Raro filme de Agnès Varda discute arte, memória e nazismo

Ao discutir arte contemporânea, filme explicita a subjetividade das classes médias urbanas no capitalismo tardio.

A diretora francesa Agnès Varda ficou conhecida por seus documentários sociais comoventes sobre a França contemporânea e por suas entrevistas com pessoas que estão, por vontade própria ou não, à margem das estruturas do capitalismo.

É assim que retrata, por exemplo, aqueles que vivem dos restos das colheitas rurais ou das colheitas urbanas em Os Catadores e Eu (Les glaneurs et la glaneuse, 2000), um de seus filmes mais famosos.

Esse texto é sobre um de seus documentários, um média metragem na verdade, que passaria despercebido se não estivesse disponível em streaming. Trata-se Ydessa, les ours et etc … (Ydessa, os Ursos e etc. …, 2004), uma preciosidade que consegue captar a subjetividade contemporânea, que Fredric Jameson chama de pós-moderna.

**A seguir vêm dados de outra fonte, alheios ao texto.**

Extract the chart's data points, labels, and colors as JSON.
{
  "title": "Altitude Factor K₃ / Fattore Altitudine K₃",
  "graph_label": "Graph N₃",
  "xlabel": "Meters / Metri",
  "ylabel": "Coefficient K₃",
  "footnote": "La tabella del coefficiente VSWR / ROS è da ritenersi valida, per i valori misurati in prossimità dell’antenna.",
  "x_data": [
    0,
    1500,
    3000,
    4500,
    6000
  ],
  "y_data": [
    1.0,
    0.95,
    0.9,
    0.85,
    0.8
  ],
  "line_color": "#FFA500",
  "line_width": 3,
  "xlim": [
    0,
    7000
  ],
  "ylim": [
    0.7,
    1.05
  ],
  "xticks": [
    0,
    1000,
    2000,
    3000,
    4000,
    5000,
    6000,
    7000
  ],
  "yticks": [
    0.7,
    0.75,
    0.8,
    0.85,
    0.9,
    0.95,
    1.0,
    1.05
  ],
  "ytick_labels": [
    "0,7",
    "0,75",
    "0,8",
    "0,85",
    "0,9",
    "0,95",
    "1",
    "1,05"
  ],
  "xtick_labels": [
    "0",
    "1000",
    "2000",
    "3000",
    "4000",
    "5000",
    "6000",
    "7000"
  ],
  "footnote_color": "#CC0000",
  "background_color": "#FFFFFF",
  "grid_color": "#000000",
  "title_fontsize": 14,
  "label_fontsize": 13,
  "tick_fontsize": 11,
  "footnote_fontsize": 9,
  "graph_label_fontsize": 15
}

Neste filme, ao contrário de Os Catadores e Eu, o foco não está nas pessoas marginalizadas, mas sim nos integrantes da classe média urbana das grandes cidades, indivíduos que entendem que há problemas no mundo, mas desfrutam dos confortos que ele oferece.

Aparecem também os ricos na figura da personagem principal Ydessa Hendeles, curadora, artista e colecionadora de arte alemã-canadense, cujos pais judeus poloneses sobreviveram a Auschwitz e Bergen-Belsen.

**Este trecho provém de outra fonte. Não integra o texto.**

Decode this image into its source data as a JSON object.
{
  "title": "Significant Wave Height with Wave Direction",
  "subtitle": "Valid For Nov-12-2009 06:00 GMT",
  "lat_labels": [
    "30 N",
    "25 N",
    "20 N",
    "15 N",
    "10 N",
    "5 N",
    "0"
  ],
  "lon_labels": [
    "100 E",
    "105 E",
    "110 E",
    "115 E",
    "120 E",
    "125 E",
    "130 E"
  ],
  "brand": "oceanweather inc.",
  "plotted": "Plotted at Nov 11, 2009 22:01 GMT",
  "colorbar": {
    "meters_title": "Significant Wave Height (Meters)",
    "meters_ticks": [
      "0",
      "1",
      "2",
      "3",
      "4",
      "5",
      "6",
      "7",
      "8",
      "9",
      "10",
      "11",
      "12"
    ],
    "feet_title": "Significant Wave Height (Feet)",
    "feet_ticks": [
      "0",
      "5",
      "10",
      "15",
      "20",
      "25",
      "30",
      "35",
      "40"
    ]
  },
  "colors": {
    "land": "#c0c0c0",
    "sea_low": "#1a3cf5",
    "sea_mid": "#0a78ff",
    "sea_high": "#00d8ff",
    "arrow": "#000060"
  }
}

Com sua entrevistada e uma discussão sobre forma artística (sempre presente em seus filmes), Varda consegue captar a conjuntura cultural à qual estamos imersos e provocar uma reflexão sobre como a arte contemporânea enfrenta as contradições do capitalismo tardio.

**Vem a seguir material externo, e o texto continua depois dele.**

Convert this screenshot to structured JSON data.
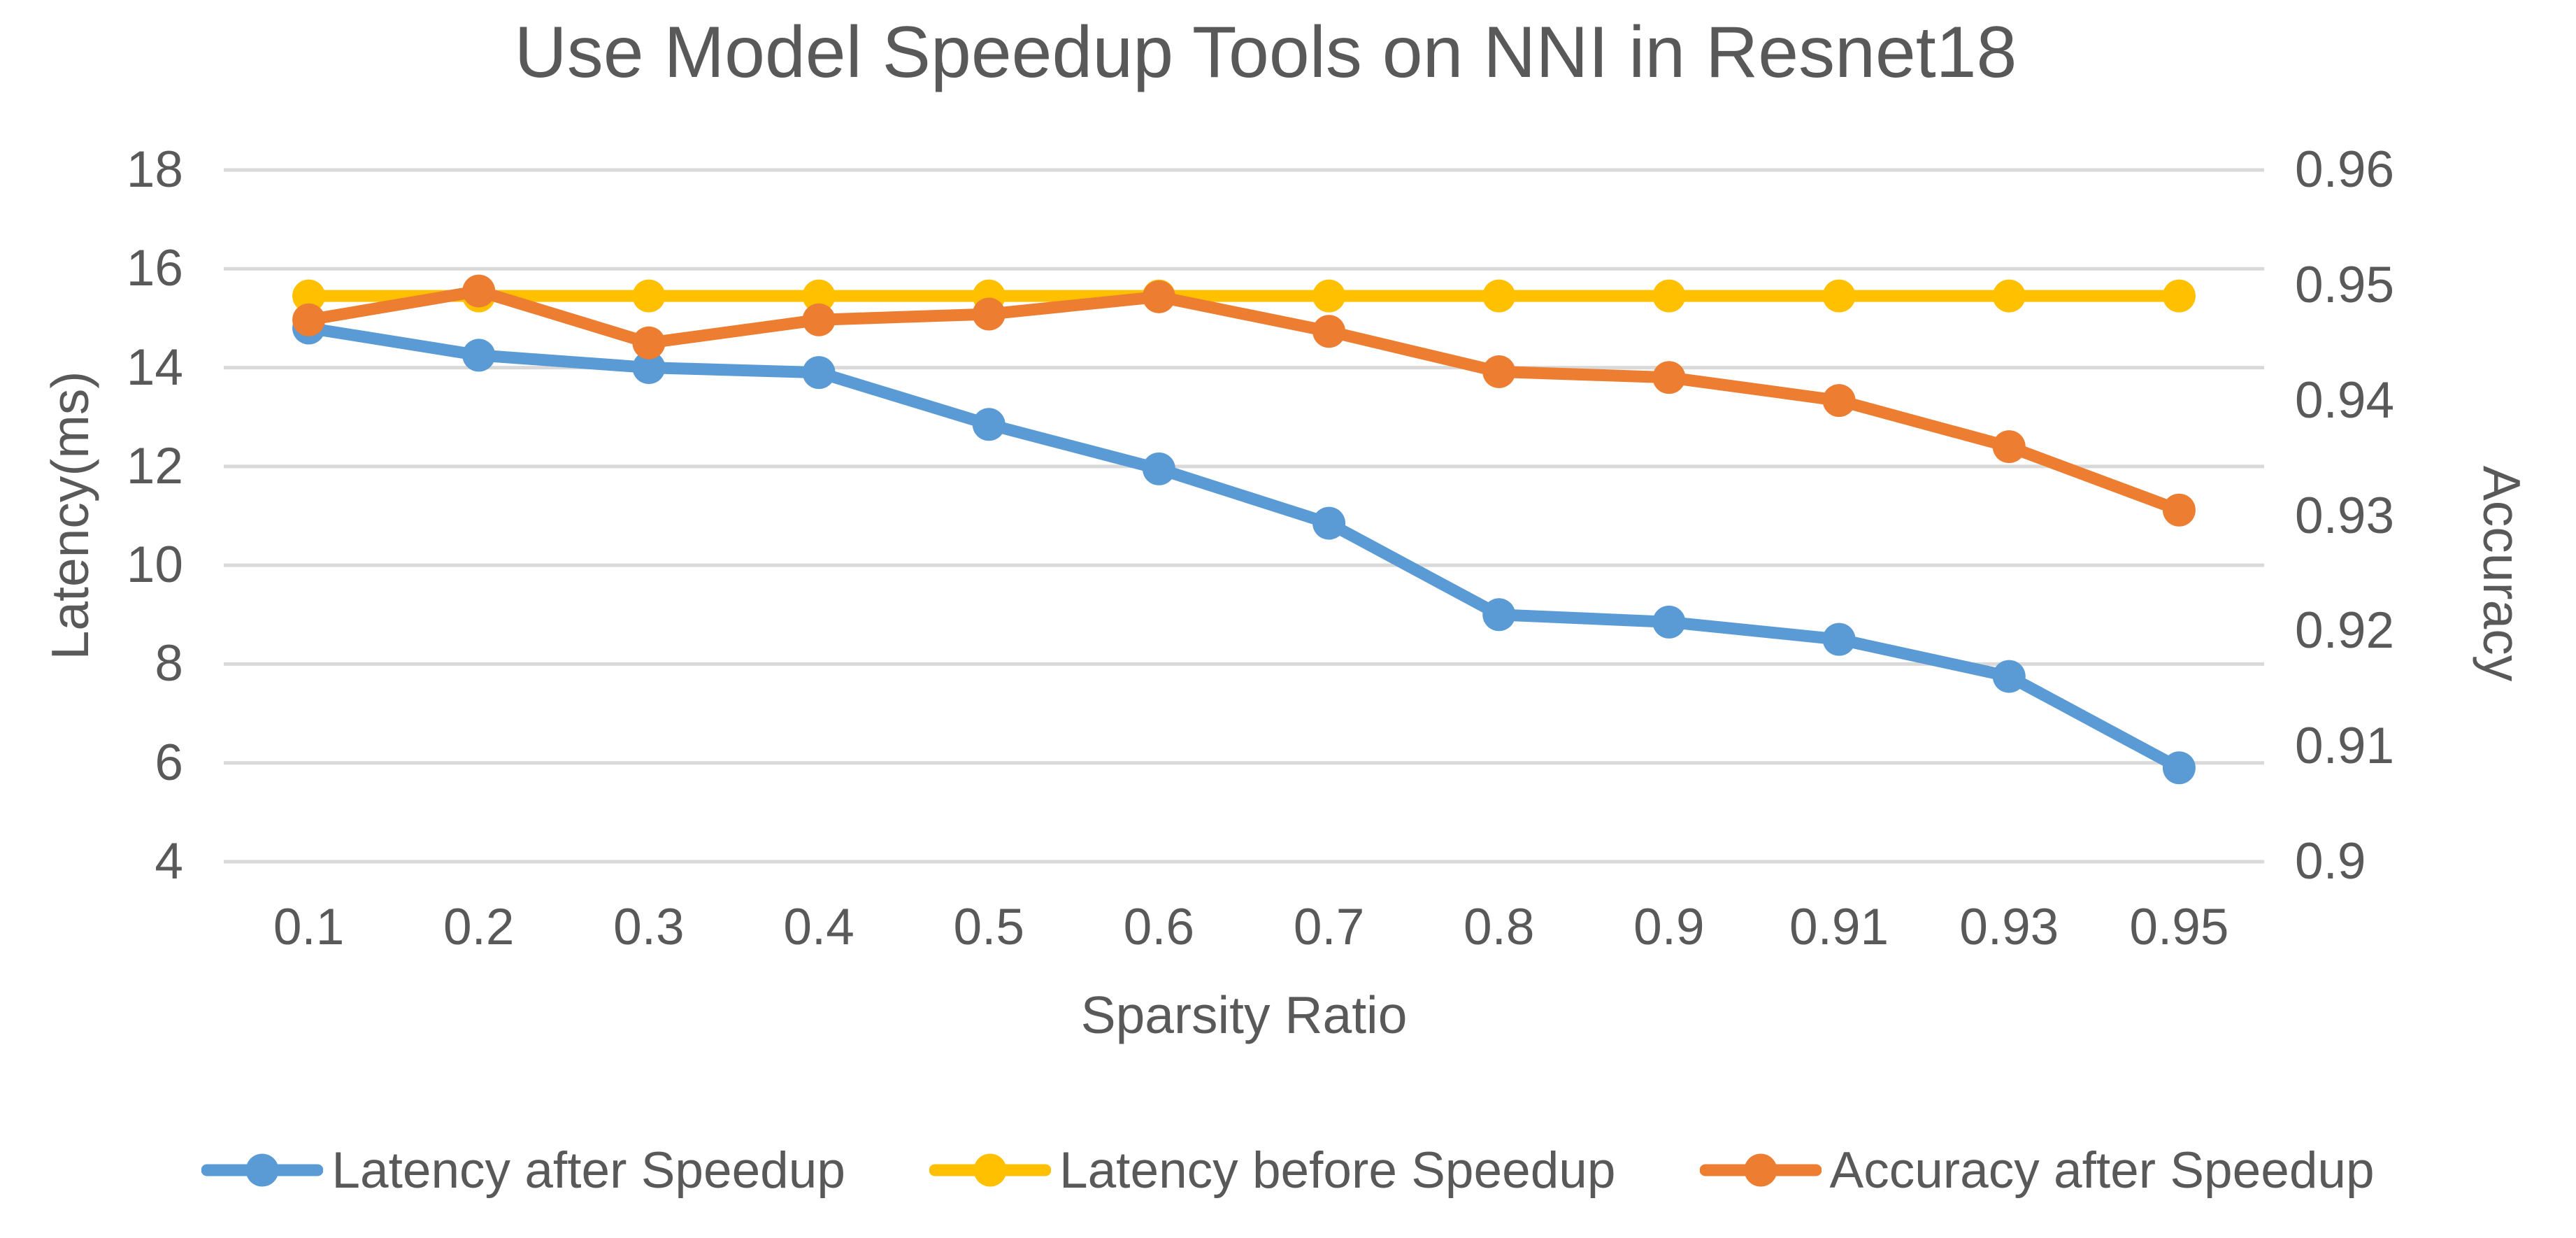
{
  "title": "Use Model Speedup Tools on NNI in Resnet18",
  "colors": {
    "blue": "#5B9BD5",
    "yellow": "#FFC000",
    "orange": "#ED7D31",
    "grid": "#D9D9D9",
    "text": "#595959"
  },
  "chart_data": {
    "type": "line",
    "title": "Use Model Speedup Tools on NNI in Resnet18",
    "categories": [
      "0.1",
      "0.2",
      "0.3",
      "0.4",
      "0.5",
      "0.6",
      "0.7",
      "0.8",
      "0.9",
      "0.91",
      "0.93",
      "0.95"
    ],
    "series": [
      {
        "name": "Latency after Speedup",
        "axis": "left",
        "color_key": "blue",
        "values": [
          14.8,
          14.25,
          14.0,
          13.9,
          12.85,
          11.95,
          10.85,
          9.0,
          8.85,
          8.5,
          7.75,
          5.9
        ]
      },
      {
        "name": "Latency before Speedup",
        "axis": "left",
        "color_key": "yellow",
        "values": [
          15.45,
          15.45,
          15.45,
          15.45,
          15.45,
          15.45,
          15.45,
          15.45,
          15.45,
          15.45,
          15.45,
          15.45
        ]
      },
      {
        "name": "Accuracy after Speedup",
        "axis": "right",
        "color_key": "orange",
        "values": [
          0.947,
          0.9495,
          0.945,
          0.947,
          0.9475,
          0.949,
          0.946,
          0.9425,
          0.942,
          0.94,
          0.936,
          0.9305
        ]
      }
    ],
    "left_axis": {
      "label": "Latency(ms)",
      "min": 4,
      "max": 18,
      "ticks": [
        "18",
        "16",
        "14",
        "12",
        "10",
        "8",
        "6",
        "4"
      ]
    },
    "right_axis": {
      "label": "Accuracy",
      "min": 0.9,
      "max": 0.96,
      "ticks": [
        "0.96",
        "0.95",
        "0.94",
        "0.93",
        "0.92",
        "0.91",
        "0.9"
      ]
    },
    "x_axis": {
      "label": "Sparsity Ratio"
    },
    "legend_position": "bottom",
    "grid": true
  }
}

O ponto de partida é o trabalho que Ydessa realizou em Munique em 2002 e 2003, no Haus der Kunst, um prédio construído pelo Terceiro Reich na década de 1930.

A curadoria de Ydessa foi gigantesca, mas Varda mostra somente a exposição The Teddy Bear Project, uma instalação em grande escala construída em torno de uma coleção imensa de fotografias das primeiras décadas do século XX nas quais famílias e indivíduos posam com um singelo ursinho de pelúcia.

A cineasta nos faz percorrer a exibição, nos mostra detalhes da vida de Ydessa e de seu processo criativo, entrevista o público, expõe as dificuldades de uma coleção com um tema tão específico e tece comentários sobre os retratados, selecionando imagens para quem assiste.

No meio do filme, a surpresa: a instalação obriga o frequentador a entrar em uma sala vazia onde há a estátua realista e em tamanho natural de um homem ajoelhado e de costas. É Adolf Hitler.

Ao contrário do que se poderia imaginar, Varda não tenta explicar os possíveis significados da associação entre fotografias antigas, ursinhos de pelúcia e nazismo. Isso ela deixa para os entrevistados e para sua personagem Ydessa.

Suas questões vão um pouco além. É evidente que há uma genuína curiosidade sobre as centenas de retratados anônimos ali expostos. Essa curiosidade atinge quem assiste: queremos saber mais sobre eles, sobre o momento da foto e o que aconteceu com suas vidas. Além disso, Ydessa tem algo de catadora.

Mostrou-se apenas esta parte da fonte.